Ist 2025 in Ihrem Fachbereich etwas Besonderes zu erwarten / geplant und was versprechen Sie sich davon? Was erhoffen Sie sich von 2025? Ich glaube, dass die Entwicklung eines Impfstoffs gegen Lyme-Borreliose allmählich in greifbare Nähe rückt. Vor über 20 Jahren gab es in den USA bereits einen Impfstoff, der kurzzeitig auf dem Markt war, jedoch nie in der Schweiz. Aus verschiedenen Gründen zögerten die Hersteller lange, sich dem Thema erneut zu widmen, betrieben aber weiterhin Grundlagen- und Entwicklungsforschung. Zwar können wir diese Erkrankung antibiotisch gut behandeln, aber es gibt hartnäckige und langwierige Verläufe. Ich hoffe, dass diese Infektionskrankheit, die erhebliche Morbidität verursacht, künftig durch Impfung vermeidbar wird. Das ist ja das Eleganteste in der Medizin: Krankheiten zu verhindern, bevor sie entstehen. Ich wünsche mir, dass die Schweiz auch künftig die Präventivmedizin im Gesundheitswesen angemessen berücksichtigt. Trotz aller Sparmassnahmen sollten wir hier nicht kürzen. Besonders wichtig ist die Impfprävention, die ihren hohen Stellenwert behalten muss. Zudem hoffe ich, dass der Trend der letzten 20 Jahre anhält: Medikamente und Impfstoffe sollen auch Menschen in weniger privilegierten Regionen, den sogenannten Low- und Middle-Income-Län-

dern, zeitnah zugutekommen. Dank der Melinda Gates Foundation, Gavi, der WHO und vielen privaten Initiativen hat sich die Lage bereits verbessert. Ich wünsche mir, dass dieser Fortschritt anhält.

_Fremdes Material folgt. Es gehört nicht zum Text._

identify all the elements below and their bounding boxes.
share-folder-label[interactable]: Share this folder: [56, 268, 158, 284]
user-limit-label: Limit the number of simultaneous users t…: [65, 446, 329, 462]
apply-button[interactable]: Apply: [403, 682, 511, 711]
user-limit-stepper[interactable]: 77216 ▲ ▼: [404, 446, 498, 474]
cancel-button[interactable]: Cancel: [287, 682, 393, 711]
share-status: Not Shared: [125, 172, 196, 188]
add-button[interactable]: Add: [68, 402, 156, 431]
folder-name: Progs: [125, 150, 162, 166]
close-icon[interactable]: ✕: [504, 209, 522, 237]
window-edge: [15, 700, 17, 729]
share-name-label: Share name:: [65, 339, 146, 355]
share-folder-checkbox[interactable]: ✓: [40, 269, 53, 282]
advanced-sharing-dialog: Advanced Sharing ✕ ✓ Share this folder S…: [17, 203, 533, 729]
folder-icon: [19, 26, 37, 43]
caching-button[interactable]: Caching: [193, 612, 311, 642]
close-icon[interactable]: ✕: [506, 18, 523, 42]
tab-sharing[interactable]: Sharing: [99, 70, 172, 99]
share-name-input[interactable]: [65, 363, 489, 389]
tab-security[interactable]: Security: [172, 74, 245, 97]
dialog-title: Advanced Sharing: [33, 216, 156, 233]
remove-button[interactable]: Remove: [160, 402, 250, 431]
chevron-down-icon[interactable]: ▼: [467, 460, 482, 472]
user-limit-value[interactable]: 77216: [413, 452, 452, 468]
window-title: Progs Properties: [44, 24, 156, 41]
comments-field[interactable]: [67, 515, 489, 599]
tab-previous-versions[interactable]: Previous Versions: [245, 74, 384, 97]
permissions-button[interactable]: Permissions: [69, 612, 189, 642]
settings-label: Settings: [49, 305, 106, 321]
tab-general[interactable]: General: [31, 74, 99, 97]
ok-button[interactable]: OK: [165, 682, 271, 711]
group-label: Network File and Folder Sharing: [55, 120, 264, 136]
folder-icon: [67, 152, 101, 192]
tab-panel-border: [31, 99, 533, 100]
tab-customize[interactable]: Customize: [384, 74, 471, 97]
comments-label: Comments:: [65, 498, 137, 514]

Was ist Ihre wichtigste «Message» für die Kolleginnen und Kollegen in der Hausarztpraxis? In der Hausarztpraxis kann man viel Gutes tun, wenn die bestehenden Impfempfehlungen noch konsequenter umgesetzt werden – zum Beispiel die Impfungen gegen Frühsommer-Meningoenzephalitis (FSME) oder die Impfungen im Seniorenalter, das heisst gegen Influenza, Herpes zoster, COVID-19, Pneumokokken und RSV. Ausserdem könnte man eine regelmässige «Impfaufmerksamkeitswoche» einführen, zum Beispiel einmal im Quartal. In dieser Woche sollten Patienten bei jedem Terminwunsch daran erinnert werden, den Impfausweis mitzubringen, um ihn zu überprüfen. Das könnte angepasst an die Jahreszeit erfolgen, im Frühling sind andere Impfungen relevant als im Herbst. Das schult auch das Praxispersonal – und wir wissen, dass gut geschultes Praxispersonal vieles selbstständig erledigen kann. Und vergessen Sie nicht, bei Impffragen dürfen Sie Experten auf www.infovac.ch konsultieren.